KABIR Y KHADIFA

Era como si hubiera estado aguardando en el callejón durante horas. A su espalda se estremecían las cortinas que daban paso al salón de videojuegos, de donde la luz escapaba en guirnaldas que se desplegaban hacia sus pies. La noche había caído de golpe sin que Khadifa se hubiera dado cuenta, borrando los tejados de Bhoot Bazaar.

Khadifa se imaginaba a sí misma entrando en tromba en el salón y sacando a su hermano a rastras, pero su sentido de lo que era apropiado la detuvo. Las chicas de los bastis no entraban en lugares semejantes, ni siquiera las valientes que se atrevían a llevar faldas cortas y contestaban mal a sus padres. Khadifa estaba comportándose como una chica responsable al intentar detener a los chicos que entraban en el salón, pero todos ellos se hallaban demasiado distraídos para escucharla.

—Por favor, mi hermano está ahí dentro —le dijo a otro chico; alarmada había reparado demasiado tarde en su hirsuto bigote y en su olor adulto a humo de cigarrillos—. Su nombre es Kabir, es pequeño, sólo tiene nueve años. Pídale que salga, por favor. Dígale que su hermana lo está esperando.

La expresión del chico no cambió. Khadifa se hizo a un lado para dejarle pasar y cohibida tocó su hiyab.
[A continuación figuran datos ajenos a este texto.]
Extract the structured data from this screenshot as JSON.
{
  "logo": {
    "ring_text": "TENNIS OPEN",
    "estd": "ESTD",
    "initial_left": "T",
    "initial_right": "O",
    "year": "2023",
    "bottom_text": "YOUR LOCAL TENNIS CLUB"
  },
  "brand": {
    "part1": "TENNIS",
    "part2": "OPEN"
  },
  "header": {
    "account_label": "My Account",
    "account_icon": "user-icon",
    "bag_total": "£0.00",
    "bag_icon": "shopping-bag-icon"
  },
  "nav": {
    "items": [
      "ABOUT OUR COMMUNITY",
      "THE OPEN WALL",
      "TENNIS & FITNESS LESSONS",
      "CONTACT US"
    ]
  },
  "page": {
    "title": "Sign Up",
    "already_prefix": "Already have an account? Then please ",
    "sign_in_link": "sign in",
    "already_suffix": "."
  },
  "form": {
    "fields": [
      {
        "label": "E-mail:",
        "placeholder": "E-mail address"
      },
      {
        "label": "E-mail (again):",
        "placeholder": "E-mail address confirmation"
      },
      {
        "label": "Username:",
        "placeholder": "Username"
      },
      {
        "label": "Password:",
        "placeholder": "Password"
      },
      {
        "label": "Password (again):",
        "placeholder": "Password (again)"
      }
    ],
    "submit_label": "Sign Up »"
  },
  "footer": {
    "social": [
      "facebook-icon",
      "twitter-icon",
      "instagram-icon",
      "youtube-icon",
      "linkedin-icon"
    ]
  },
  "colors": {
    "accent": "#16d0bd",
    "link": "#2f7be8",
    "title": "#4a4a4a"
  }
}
La vergüenza hacía que le ardieran las mejillas incluso con aquel frío.

Embutió los nudillos en la cara interna de sus codos mientras la invadía una cólera que conocía muy bien. Por la tarde, Ammi había mandado a Kabir a que comprase un cartón de leche y después mandó a Khadifa a que fuese a buscarlo al ver que ya habían pasado dos horas y no había regresado. Qué más daba que Khadifa tuviera amigos con los que hablar y una costura que terminar. Cada vez que Kabir se portaba mal recaía sobre Khadifa la tarea de enderezar las cosas. ¿Eso era justo?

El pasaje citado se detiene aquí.